The role of the central bank

Banco de México plays three roles vis-à-vis the payment systems:

  • It operates the SIAC and SPEI® systems.
  • It is a payment systems user. It uses the payment systems to implement monetary policy, provide liquidity to the financial system, receive collateral from banks, provide services such as Directo a México (remittances transfer from abroad), pay its own payroll, and pay suppliers.
  • It is both the supervisor and regulator of the systems.

The law governing Banco de México establishes that one of the central bank objectives is to foster the optimal functioning of the payment systems. To meet this goal, in January 2001 the Board of Governors adopted the Core Principles for the Systemically Important Payment Systems, a document provided by the Committee on Payment and Settlement Systems (CPSS), consisting of representatives from G-10 central banks.

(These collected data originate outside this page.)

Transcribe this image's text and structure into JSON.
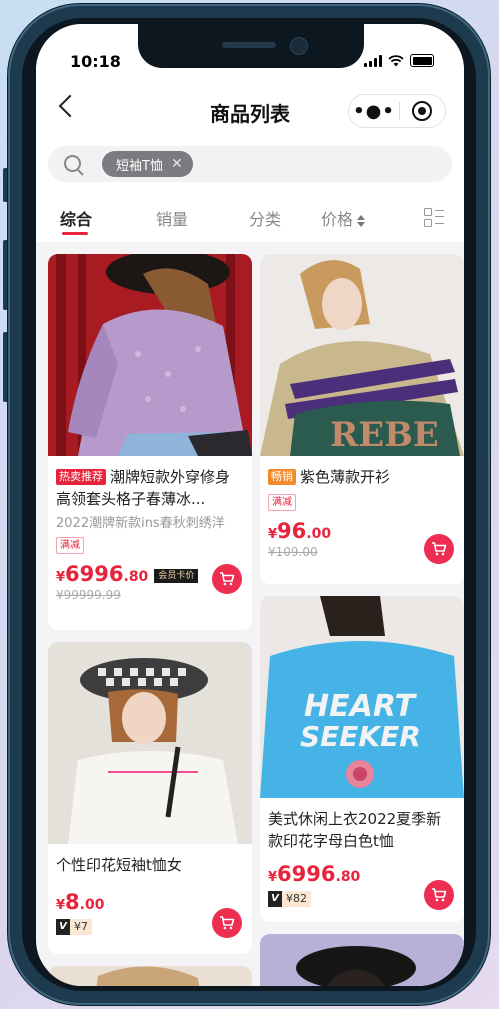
{
  "status_bar": {
    "time": "10:18"
  },
  "navbar": {
    "title": "商品列表",
    "more_glyph": "•●•"
  },
  "search": {
    "chip_label": "短袖T恤",
    "chip_close": "✕"
  },
  "tabs": [
    {
      "label": "综合",
      "active": true
    },
    {
      "label": "销量",
      "active": false
    },
    {
      "label": "分类",
      "active": false
    },
    {
      "label": "价格",
      "active": false
    }
  ],
  "products": [
    {
      "badge": "热卖推荐",
      "badge_color": "#e8243c",
      "title": "潮牌短款外穿修身高领套头格子春薄冰...",
      "subtitle": "2022潮牌新款ins春秋刺绣洋",
      "promo_tag": "满减",
      "price_currency": "¥",
      "price_int": "6996",
      "price_dec": ".80",
      "member_label": "会员卡价",
      "old_price": "¥99999.99"
    },
    {
      "badge": "畅销",
      "badge_color": "#f28a2c",
      "title": "紫色薄款开衫",
      "promo_tag": "满减",
      "price_currency": "¥",
      "price_int": "96",
      "price_dec": ".00",
      "old_price": "¥109.00"
    },
    {
      "title": "个性印花短袖t恤女",
      "price_currency": "¥",
      "price_int": "8",
      "price_dec": ".00",
      "vip_icon": "V",
      "vip_price": "¥7"
    },
    {
      "title": "美式休闲上衣2022夏季新款印花字母白色t恤",
      "price_currency": "¥",
      "price_int": "6996",
      "price_dec": ".80",
      "vip_icon": "V",
      "vip_price": "¥82"
    }
  ],
  "artwork": {
    "card4_print_line1": "HEART",
    "card4_print_line2": "SEEKER",
    "card2_sweater_text": "REBE"
  },
  "colors": {
    "accent": "#e8243c",
    "cart": "#ee2d52",
    "frame": "#1d3a4f"
  },
  "icons": [
    "back-chevron-icon",
    "more-dots-icon",
    "miniapp-close-icon",
    "search-icon",
    "sort-arrows-icon",
    "layout-toggle-icon",
    "cart-icon",
    "signal-icon",
    "wifi-icon",
    "battery-icon"
  ]
}
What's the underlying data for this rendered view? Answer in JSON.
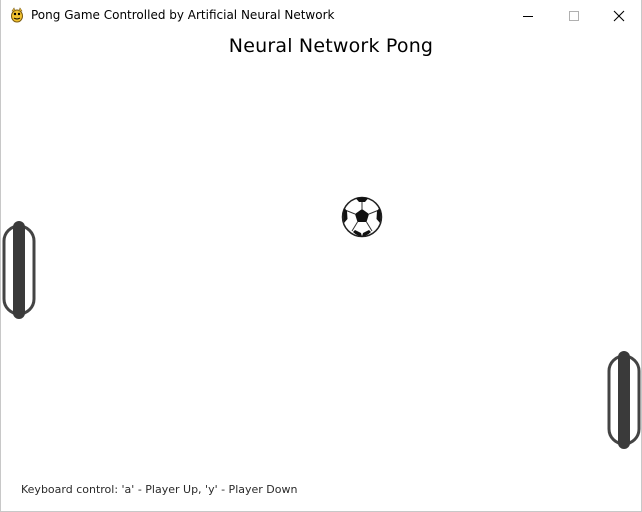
{
  "window": {
    "title": "Pong Game Controlled by Artificial Neural Network",
    "icon": "pygame-snake-icon",
    "buttons": {
      "minimize": "minimize-icon",
      "maximize": "maximize-icon",
      "close": "close-icon"
    }
  },
  "game": {
    "heading": "Neural Network Pong",
    "ball": "soccer-ball",
    "left_paddle": "paddle",
    "right_paddle": "paddle",
    "footer": "Keyboard control: 'a' - Player Up, 'y' - Player Down"
  },
  "colors": {
    "background": "#ffffff",
    "paddle_dark": "#3a3a3a",
    "text": "#000000"
  }
}
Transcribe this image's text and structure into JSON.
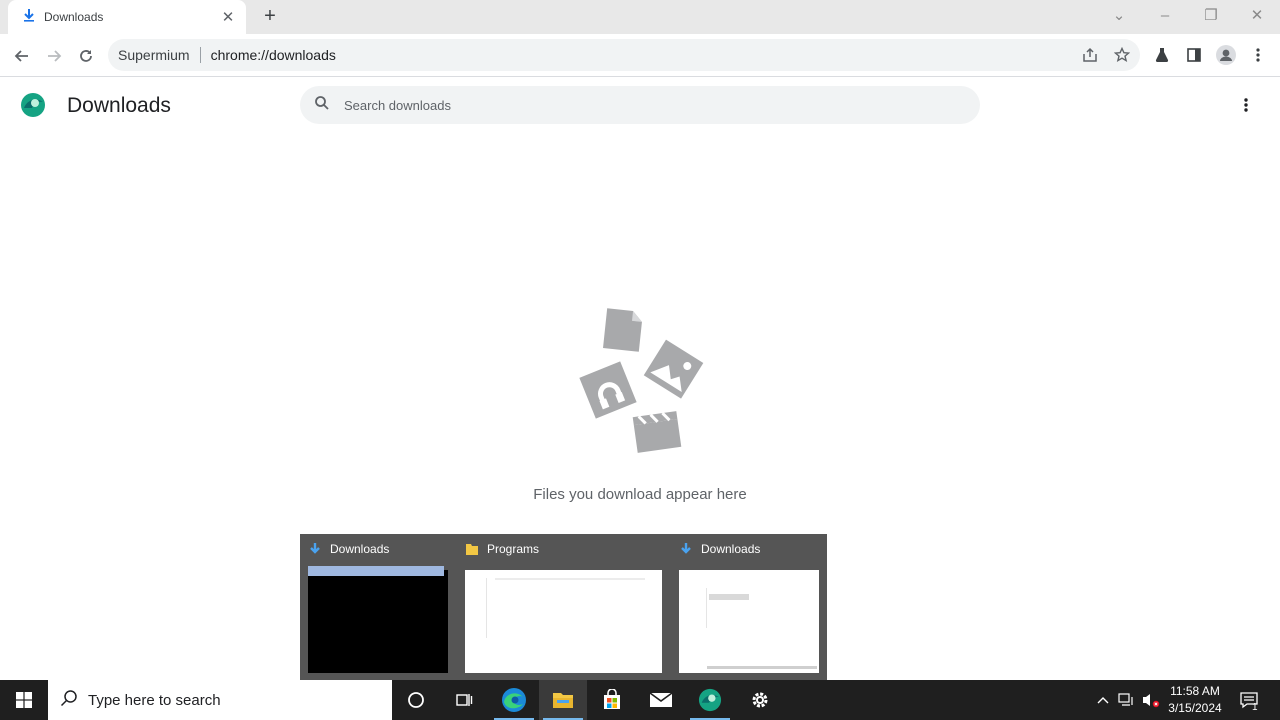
{
  "browser": {
    "tab": {
      "title": "Downloads",
      "icon": "download-icon",
      "close_icon": "close-icon"
    },
    "new_tab_icon": "plus-icon",
    "window_controls": [
      "chevron-down-icon",
      "minimize-icon",
      "restore-icon",
      "close-icon"
    ],
    "address_bar": {
      "chip": "Supermium",
      "url": "chrome://downloads"
    },
    "toolbar_icons": [
      "share-icon",
      "star-icon",
      "labs-flask-icon",
      "side-panel-icon",
      "profile-icon",
      "menu-icon"
    ]
  },
  "page": {
    "title": "Downloads",
    "search": {
      "placeholder": "Search downloads",
      "value": ""
    },
    "empty_message": "Files you download appear here"
  },
  "taskbar_thumbnails": [
    {
      "label": "Downloads",
      "icon": "download-icon"
    },
    {
      "label": "Programs",
      "icon": "folder-icon"
    },
    {
      "label": "Downloads",
      "icon": "download-icon"
    }
  ],
  "taskbar": {
    "search_placeholder": "Type here to search",
    "apps": [
      "cortana-icon",
      "task-view-icon",
      "edge-icon",
      "file-explorer-icon",
      "store-icon",
      "mail-icon",
      "supermium-icon",
      "settings-icon"
    ],
    "clock": {
      "time": "11:58 AM",
      "date": "3/15/2024"
    },
    "notification_count": "1"
  },
  "colors": {
    "accent": "#1a73e8",
    "taskbar": "#1f1f1f",
    "thumb_bg": "#555555"
  }
}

This document compiles best practices for designing and operating payment systems important to the stability of financial markets (or, systemically important systems).

The Payment Systems Law provides a strong legal foundation for systemically important systems and provides the central bank with more specific authority to regulate those systems. The law establishes the definition of a systemically important system, identifying those systems under the law’s jurisdiction. At the beginning of every year, Banco de México publishes a list of systems which are systemically important according to the established criteria.

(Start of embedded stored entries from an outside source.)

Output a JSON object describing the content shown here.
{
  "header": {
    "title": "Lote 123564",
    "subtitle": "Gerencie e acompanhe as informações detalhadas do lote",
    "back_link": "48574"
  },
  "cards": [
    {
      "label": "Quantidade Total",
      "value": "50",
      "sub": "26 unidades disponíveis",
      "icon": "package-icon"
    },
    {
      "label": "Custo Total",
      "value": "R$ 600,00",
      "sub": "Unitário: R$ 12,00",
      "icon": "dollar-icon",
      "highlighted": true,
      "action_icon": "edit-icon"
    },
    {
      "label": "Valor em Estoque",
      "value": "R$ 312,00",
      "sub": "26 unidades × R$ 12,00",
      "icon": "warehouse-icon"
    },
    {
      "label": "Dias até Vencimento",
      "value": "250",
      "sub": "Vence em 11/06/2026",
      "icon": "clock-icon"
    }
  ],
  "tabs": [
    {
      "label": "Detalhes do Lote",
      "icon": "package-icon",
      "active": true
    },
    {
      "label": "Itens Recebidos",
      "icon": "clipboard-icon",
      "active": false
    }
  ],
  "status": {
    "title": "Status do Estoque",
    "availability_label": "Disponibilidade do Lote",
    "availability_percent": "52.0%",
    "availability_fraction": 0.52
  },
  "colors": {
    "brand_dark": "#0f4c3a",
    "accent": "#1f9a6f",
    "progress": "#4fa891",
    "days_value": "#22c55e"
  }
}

The Law of Transparency and Order for Financial Services empowers the central bank to regulate the means of payment and the payment services banks provide to their customers, and the fees they charge each other.

Risks in the payment systems

Banco de México seeks to ensure secure and efficient payment systems. An important task is therefore to identify and mitigate risks. The main risks faced by payment systems participants are:

  • Liquidity risk. The risk that a participant will not settle an obligation for full value when due. This risk does not imply that the participant is insolvent. The participant may be able to settle the required debit obligations at an unspecified later date.
  • Credit risk. The possibility that a participant will not settle an obligation for full value at any time.
  • Principal risk. The possibility that a participant who is in a securities or exchange market operation delivers the securities or currency but does not receive payment, or vice versa. In this case, the participant can potentially lose the full transaction value.
  • Legal risk. The possibility of loss due to the unexpected application of a law or regulation or because a contract cannot be enforced.
  • Operational risk. The possibility of loss due to deficiencies in information systems internal controls.
  • Systemic risk. The possibility that a failure to meet obligations by one participant in a transfer system (or in financial markets in general) causes other participants or financial institutions to be unable to meet their own obligations when due. Such a failure may cause significant liquidity or credit problems and might threaten the stability of financial markets.